(Narrado por Esteban)
Abrí la pastelería más temprano de lo normal.
No porque lo necesitara.
No porque hubiera mucho trabajo.
Sino porque no había podido dormir.
Cada vez que cerraba los ojos, veía a Lía parada frente a su puerta, con el termo en las manos, la luz temblando en sus ojos, y mi propia voz repitiendo lo último que le dije.
“Puedes decir que sí.”
¿Qué demonios había querido decir con eso?
¿Que me molestaba el chisme?
¿Que me gustaba la idea?
¿Que no sabía controlar la boca cuando ella estaba cerca?
Todo era un desastre.
Me puse a preparar masa, una receta que ni siquiera necesitaba hacer ese día.
Intentaba concentrarme, pero cada sonido del lugar me la recordaba: la música que tarareaba cuando decoraba, los pasos suaves cuando caminaba entre los mesones, el perfume dulce que dejaba donde pasaba.
A las nueve en punto, la puerta se abrió.
Y sí. Era ella.
Lía entró envuelta en una bufanda roja que hacía que su piel se viera más cálida de lo que el clima permitía. Sus mejillas estaban rosadas por el frío, pero las levantó en una sonrisa cuando me vio.
—Buenos días, Esteban.
Ahí estaba el problema.
Esa voz.
Esa forma de decir mi nombre como si fuera algo suave y no la palabra áspera que yo siempre había sentido.
—Buenos días —respondí, intentando sonar normal.
—Vine a trabajar en la vitrina. Ayer avanzamos mucho, pero quiero añadir un detalle que se me ocurrió.
—¿Qué detalle?
—Nieve falsa que caiga desde adentro hacia afuera —dijo, emocionada—. Como si todo estuviera vivo.

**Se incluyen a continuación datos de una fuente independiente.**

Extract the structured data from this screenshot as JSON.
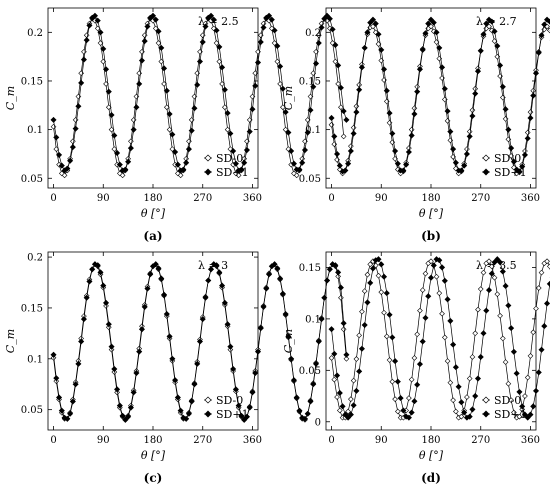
{
  "chart_data": [
    {
      "type": "line",
      "panel": "a",
      "caption": "(a)",
      "annotation": "λ = 2.5",
      "xlabel": "θ [°]",
      "ylabel": "C_m",
      "xlim": [
        -10,
        370
      ],
      "ylim": [
        0.04,
        0.225
      ],
      "xticks": [
        0,
        90,
        180,
        270,
        360
      ],
      "yticks": [
        0.05,
        0.1,
        0.15,
        0.2
      ],
      "ytick_labels": [
        "0.05",
        "0.1",
        "0.15",
        "0.2"
      ],
      "legend_position": "bottom-right",
      "grid": false,
      "series": [
        {
          "name": "SD-0",
          "marker": "open-diamond",
          "x0": 0,
          "dx": 5,
          "values": [
            0.103,
            0.08,
            0.064,
            0.055,
            0.053,
            0.058,
            0.07,
            0.088,
            0.11,
            0.134,
            0.158,
            0.18,
            0.197,
            0.209,
            0.214,
            0.212,
            0.204,
            0.189,
            0.17,
            0.147,
            0.123,
            0.1,
            0.08,
            0.064,
            0.055,
            0.053,
            0.058,
            0.07,
            0.088,
            0.11,
            0.134,
            0.158,
            0.18,
            0.197,
            0.209,
            0.214,
            0.212,
            0.204,
            0.189,
            0.17,
            0.147,
            0.123,
            0.1,
            0.08,
            0.064,
            0.055,
            0.053,
            0.058,
            0.07,
            0.088,
            0.11,
            0.134,
            0.158,
            0.18,
            0.197,
            0.209,
            0.214,
            0.212,
            0.204,
            0.189,
            0.17,
            0.147,
            0.123,
            0.1,
            0.08,
            0.064,
            0.055,
            0.053,
            0.058,
            0.07,
            0.088,
            0.11,
            0.134,
            0.158,
            0.18,
            0.197,
            0.209,
            0.214,
            0.212,
            0.204,
            0.189,
            0.17,
            0.147,
            0.123,
            0.1,
            0.08,
            0.064,
            0.055,
            0.053,
            0.058,
            0.07,
            0.088,
            0.11,
            0.134,
            0.158,
            0.18,
            0.197,
            0.209,
            0.214,
            0.212,
            0.204,
            0.189,
            0.17,
            0.147,
            0.123,
            0.093
          ]
        },
        {
          "name": "SD+1",
          "marker": "filled-diamond",
          "x0": 0,
          "dx": 5,
          "values": [
            0.11,
            0.092,
            0.074,
            0.063,
            0.058,
            0.06,
            0.068,
            0.082,
            0.101,
            0.124,
            0.148,
            0.172,
            0.192,
            0.207,
            0.215,
            0.217,
            0.212,
            0.2,
            0.183,
            0.162,
            0.139,
            0.115,
            0.094,
            0.076,
            0.064,
            0.058,
            0.059,
            0.067,
            0.081,
            0.1,
            0.123,
            0.147,
            0.171,
            0.191,
            0.206,
            0.215,
            0.217,
            0.213,
            0.201,
            0.184,
            0.163,
            0.14,
            0.116,
            0.095,
            0.077,
            0.064,
            0.058,
            0.059,
            0.066,
            0.08,
            0.099,
            0.122,
            0.146,
            0.17,
            0.19,
            0.206,
            0.215,
            0.217,
            0.213,
            0.202,
            0.185,
            0.164,
            0.141,
            0.117,
            0.096,
            0.078,
            0.065,
            0.058,
            0.059,
            0.066,
            0.079,
            0.098,
            0.121,
            0.145,
            0.169,
            0.19,
            0.205,
            0.215,
            0.217,
            0.213,
            0.202,
            0.186,
            0.165,
            0.142,
            0.118,
            0.097,
            0.078,
            0.065,
            0.059,
            0.059,
            0.066,
            0.079,
            0.097,
            0.12,
            0.144,
            0.168,
            0.189,
            0.205,
            0.214,
            0.217,
            0.214,
            0.203,
            0.187,
            0.166,
            0.143,
            0.119,
            0.11
          ]
        }
      ]
    },
    {
      "type": "line",
      "panel": "b",
      "caption": "(b)",
      "annotation": "λ = 2.7",
      "xlabel": "θ [°]",
      "ylabel": "C_m",
      "xlim": [
        -10,
        370
      ],
      "ylim": [
        0.04,
        0.225
      ],
      "xticks": [
        0,
        90,
        180,
        270,
        360
      ],
      "yticks": [
        0.05,
        0.1,
        0.15,
        0.2
      ],
      "ytick_labels": [
        "0.05",
        "0.1",
        "0.15",
        "0.2"
      ],
      "legend_position": "bottom-right",
      "grid": false,
      "series": [
        {
          "name": "SD-0",
          "marker": "open-diamond",
          "x0": 0,
          "dx": 5,
          "values": [
            0.105,
            0.085,
            0.069,
            0.059,
            0.055,
            0.058,
            0.068,
            0.083,
            0.102,
            0.124,
            0.146,
            0.167,
            0.184,
            0.198,
            0.205,
            0.206,
            0.2,
            0.188,
            0.171,
            0.151,
            0.129,
            0.107,
            0.087,
            0.07,
            0.059,
            0.055,
            0.057,
            0.066,
            0.081,
            0.1,
            0.122,
            0.144,
            0.165,
            0.183,
            0.197,
            0.204,
            0.206,
            0.201,
            0.19,
            0.173,
            0.153,
            0.131,
            0.109,
            0.089,
            0.072,
            0.06,
            0.055,
            0.057,
            0.065,
            0.08,
            0.098,
            0.12,
            0.142,
            0.163,
            0.181,
            0.196,
            0.204,
            0.206,
            0.202,
            0.191,
            0.175,
            0.155,
            0.133,
            0.111,
            0.09,
            0.073,
            0.061,
            0.055,
            0.056,
            0.064,
            0.078,
            0.097,
            0.118,
            0.14,
            0.161,
            0.18,
            0.195,
            0.203,
            0.206,
            0.202,
            0.192,
            0.176,
            0.157,
            0.135,
            0.113,
            0.092,
            0.075,
            0.062,
            0.056,
            0.056,
            0.063,
            0.077,
            0.095,
            0.116,
            0.138,
            0.159,
            0.178,
            0.194,
            0.203,
            0.206,
            0.203,
            0.193,
            0.178,
            0.159,
            0.135,
            0.098
          ]
        },
        {
          "name": "SD+1",
          "marker": "filled-diamond",
          "x0": 0,
          "dx": 5,
          "values": [
            0.112,
            0.093,
            0.075,
            0.063,
            0.057,
            0.058,
            0.065,
            0.078,
            0.096,
            0.118,
            0.141,
            0.164,
            0.184,
            0.2,
            0.21,
            0.213,
            0.209,
            0.198,
            0.182,
            0.162,
            0.14,
            0.117,
            0.096,
            0.078,
            0.065,
            0.058,
            0.058,
            0.064,
            0.077,
            0.094,
            0.116,
            0.139,
            0.162,
            0.182,
            0.199,
            0.209,
            0.213,
            0.21,
            0.2,
            0.184,
            0.164,
            0.142,
            0.119,
            0.098,
            0.08,
            0.066,
            0.058,
            0.058,
            0.063,
            0.075,
            0.093,
            0.114,
            0.137,
            0.16,
            0.181,
            0.198,
            0.209,
            0.213,
            0.211,
            0.201,
            0.186,
            0.166,
            0.144,
            0.121,
            0.1,
            0.081,
            0.067,
            0.059,
            0.057,
            0.062,
            0.074,
            0.091,
            0.112,
            0.135,
            0.158,
            0.179,
            0.197,
            0.208,
            0.213,
            0.211,
            0.202,
            0.187,
            0.168,
            0.146,
            0.123,
            0.101,
            0.082,
            0.068,
            0.059,
            0.057,
            0.062,
            0.073,
            0.09,
            0.11,
            0.133,
            0.156,
            0.178,
            0.196,
            0.208,
            0.213,
            0.211,
            0.203,
            0.189,
            0.17,
            0.147,
            0.123,
            0.105
          ]
        }
      ]
    },
    {
      "type": "line",
      "panel": "c",
      "caption": "(c)",
      "annotation": "λ = 3",
      "xlabel": "θ [°]",
      "ylabel": "C_m",
      "xlim": [
        -10,
        370
      ],
      "ylim": [
        0.03,
        0.205
      ],
      "xticks": [
        0,
        90,
        180,
        270,
        360
      ],
      "yticks": [
        0.05,
        0.1,
        0.15,
        0.2
      ],
      "ytick_labels": [
        "0.05",
        "0.1",
        "0.15",
        "0.2"
      ],
      "legend_position": "bottom-right",
      "grid": false,
      "series": [
        {
          "name": "SD-0",
          "marker": "open-diamond",
          "x0": 0,
          "dx": 5,
          "values": [
            0.101,
            0.078,
            0.06,
            0.047,
            0.041,
            0.041,
            0.047,
            0.06,
            0.077,
            0.098,
            0.12,
            0.142,
            0.162,
            0.178,
            0.188,
            0.193,
            0.191,
            0.183,
            0.17,
            0.152,
            0.131,
            0.109,
            0.087,
            0.067,
            0.052,
            0.043,
            0.04,
            0.044,
            0.054,
            0.069,
            0.088,
            0.11,
            0.132,
            0.153,
            0.171,
            0.184,
            0.191,
            0.193,
            0.188,
            0.178,
            0.162,
            0.142,
            0.12,
            0.098,
            0.077,
            0.06,
            0.047,
            0.041,
            0.041,
            0.047,
            0.059,
            0.076,
            0.097,
            0.119,
            0.141,
            0.161,
            0.177,
            0.188,
            0.193,
            0.191,
            0.184,
            0.17,
            0.153,
            0.132,
            0.109,
            0.088,
            0.068,
            0.052,
            0.043,
            0.04,
            0.043,
            0.053,
            0.068,
            0.088,
            0.109,
            0.131,
            0.152,
            0.17,
            0.184,
            0.191,
            0.193,
            0.188,
            0.178,
            0.163,
            0.143,
            0.121,
            0.099,
            0.078,
            0.061,
            0.048,
            0.041,
            0.04,
            0.046,
            0.059,
            0.076,
            0.096,
            0.118,
            0.14,
            0.16,
            0.177,
            0.188,
            0.193,
            0.191,
            0.181,
            0.16,
            0.129,
            0.1
          ]
        },
        {
          "name": "SD+1",
          "marker": "filled-diamond",
          "x0": 0,
          "dx": 5,
          "values": [
            0.104,
            0.081,
            0.062,
            0.049,
            0.042,
            0.041,
            0.046,
            0.058,
            0.075,
            0.095,
            0.117,
            0.139,
            0.16,
            0.176,
            0.188,
            0.193,
            0.192,
            0.185,
            0.172,
            0.155,
            0.134,
            0.112,
            0.09,
            0.07,
            0.054,
            0.044,
            0.04,
            0.043,
            0.052,
            0.067,
            0.086,
            0.107,
            0.129,
            0.151,
            0.169,
            0.183,
            0.191,
            0.193,
            0.189,
            0.179,
            0.163,
            0.144,
            0.122,
            0.1,
            0.079,
            0.062,
            0.049,
            0.042,
            0.041,
            0.046,
            0.058,
            0.075,
            0.095,
            0.117,
            0.139,
            0.16,
            0.177,
            0.188,
            0.193,
            0.192,
            0.185,
            0.172,
            0.155,
            0.134,
            0.112,
            0.09,
            0.07,
            0.054,
            0.044,
            0.04,
            0.043,
            0.052,
            0.067,
            0.086,
            0.107,
            0.13,
            0.151,
            0.169,
            0.183,
            0.191,
            0.193,
            0.189,
            0.179,
            0.164,
            0.144,
            0.122,
            0.1,
            0.079,
            0.062,
            0.049,
            0.042,
            0.041,
            0.046,
            0.058,
            0.075,
            0.095,
            0.117,
            0.139,
            0.16,
            0.177,
            0.188,
            0.193,
            0.192,
            0.185,
            0.17,
            0.135,
            0.104
          ]
        }
      ]
    },
    {
      "type": "line",
      "panel": "d",
      "caption": "(d)",
      "annotation": "λ = 3.5",
      "xlabel": "θ [°]",
      "ylabel": "C_m",
      "xlim": [
        -10,
        370
      ],
      "ylim": [
        -0.008,
        0.165
      ],
      "xticks": [
        0,
        90,
        180,
        270,
        360
      ],
      "yticks": [
        0,
        0.05,
        0.1,
        0.15
      ],
      "ytick_labels": [
        "0",
        "0.05",
        "0.1",
        "0.15"
      ],
      "legend_position": "bottom-right",
      "grid": false,
      "series": [
        {
          "name": "SD-0",
          "marker": "open-diamond",
          "x0": 0,
          "dx": 5,
          "values": [
            0.062,
            0.041,
            0.024,
            0.011,
            0.004,
            0.004,
            0.01,
            0.022,
            0.04,
            0.061,
            0.084,
            0.107,
            0.127,
            0.143,
            0.153,
            0.156,
            0.152,
            0.142,
            0.126,
            0.106,
            0.083,
            0.06,
            0.039,
            0.022,
            0.01,
            0.004,
            0.004,
            0.011,
            0.023,
            0.041,
            0.062,
            0.085,
            0.108,
            0.128,
            0.144,
            0.154,
            0.156,
            0.152,
            0.141,
            0.125,
            0.105,
            0.082,
            0.059,
            0.038,
            0.021,
            0.01,
            0.004,
            0.005,
            0.011,
            0.024,
            0.042,
            0.063,
            0.086,
            0.109,
            0.129,
            0.145,
            0.154,
            0.156,
            0.151,
            0.14,
            0.124,
            0.103,
            0.081,
            0.058,
            0.037,
            0.021,
            0.009,
            0.004,
            0.005,
            0.012,
            0.025,
            0.043,
            0.064,
            0.087,
            0.11,
            0.13,
            0.145,
            0.154,
            0.156,
            0.151,
            0.14,
            0.123,
            0.102,
            0.079,
            0.057,
            0.036,
            0.02,
            0.009,
            0.004,
            0.005,
            0.012,
            0.026,
            0.044,
            0.066,
            0.089,
            0.111,
            0.131,
            0.146,
            0.155,
            0.156,
            0.15,
            0.139,
            0.122,
            0.101,
            0.075
          ]
        },
        {
          "name": "SD+1",
          "marker": "filled-diamond",
          "x0": 0,
          "dx": 5,
          "values": [
            0.09,
            0.066,
            0.045,
            0.028,
            0.015,
            0.007,
            0.004,
            0.007,
            0.016,
            0.03,
            0.049,
            0.071,
            0.094,
            0.116,
            0.135,
            0.149,
            0.157,
            0.158,
            0.153,
            0.141,
            0.125,
            0.104,
            0.082,
            0.059,
            0.039,
            0.023,
            0.011,
            0.005,
            0.004,
            0.009,
            0.02,
            0.036,
            0.056,
            0.078,
            0.101,
            0.122,
            0.14,
            0.152,
            0.158,
            0.157,
            0.15,
            0.137,
            0.119,
            0.098,
            0.075,
            0.053,
            0.034,
            0.019,
            0.009,
            0.004,
            0.005,
            0.012,
            0.025,
            0.042,
            0.063,
            0.086,
            0.108,
            0.128,
            0.144,
            0.155,
            0.158,
            0.155,
            0.146,
            0.132,
            0.113,
            0.091,
            0.068,
            0.047,
            0.029,
            0.015,
            0.007,
            0.004,
            0.007,
            0.015,
            0.03,
            0.048,
            0.07,
            0.093,
            0.115,
            0.134,
            0.148,
            0.157,
            0.158,
            0.153,
            0.142,
            0.126,
            0.106,
            0.084,
            0.061,
            0.041,
            0.024,
            0.012,
            0.005,
            0.004,
            0.008,
            0.019,
            0.035,
            0.055,
            0.077,
            0.1,
            0.121,
            0.139,
            0.152,
            0.158,
            0.157,
            0.15,
            0.13,
            0.1
          ]
        }
      ]
    }
  ]
}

—Hollyridge va a pensar que eres una bruja navideña —murmuré.
Ella rió, y por un momento, el lugar se sintió menos vacío.
—¿Ya desayunaste? —me preguntó.
—No.
—Perfecto. Necesito tu opinión en algo —dijo, dejando su bolso en una esquina y sacando un pequeño envase.
—Probé una receta nueva anoche. No estaba segura… pero creo que puede funcionar.
—¿Es dulce? —pregunté, desconfiando un poco.
—Muy dulce —respondió, guiñándome un ojo—. Para compensar tu personalidad.
La miré mal. Ella solo sonrió más.
Me extendió una cucharita. Dudé un segundo, pero la tomé.
La mezcla tenía olor a almendras, especias y algo que no pude identificar.
La llevé a la boca.
Y… diablos.
—¿Qué es esto? —pregunté, sorprendido.
—Crema especiada navideña —respondió orgullosa—. Para rellenar hojaldres.
¿Te gusta?
De todas las palabras que tenía en mente, ninguna sonaba suficientemente real.
Era… cálida.
Suave.
Dulce en el punto justo.
Con un toque de algo inesperado.
Algo como ella.
—Sí —dije, tragando—. Me gusta.
—Perfecto. Porque quiero que participemos juntos en la feria gastronómica del domingo —soltó, como quien dice “vamos al súper”.
La miré con los ojos entrecerrados.
—¿Juntos?
—Sí. Tú haces la masa, yo hago la decoración. Va a quedar increíble. Además… —se detuvo, mordiéndose el labio— nos va a servir para fortalecer la historia del pueblo de que somos pareja.
Me atraganté con mi propia saliva.
—¿Cómo?
—¿O quieres que crean que estamos peleados? —preguntó, levantando una ceja—. Los rumores son peores cuando niegas todo.
Tenía razón.
Maldita sea.
Tenía razón.
Respiré hondo.
—Está bien —acepté—. Pero con una condición.
Ella inclinó la cabeza.
—¿Cuál?
—No vuelvas a decir que tengo una personalidad amarga —murmuré.
Lía se acercó un poco.
Solo un poco.
Pero lo suficiente para desordenarme los pensamientos.
—Nunca dije amarga… —susurró, tan cerca que pude sentir el calor de su respiración.
—Solo dije que eras menos dulce que yo.
Sonrió.
Me guiñó el ojo.
Y se fue a la vitrina, dejándome ahí, sosteniendo una cuchara y un corazón que no sabía qué carajos hacer.
Y ahí, en el silencio dulce de esa mañana, entendí algo:
Lía no estaba entrando a mi vida.
Estaba derribando la puerta, los muros y hasta las ventanas sin pedir permiso.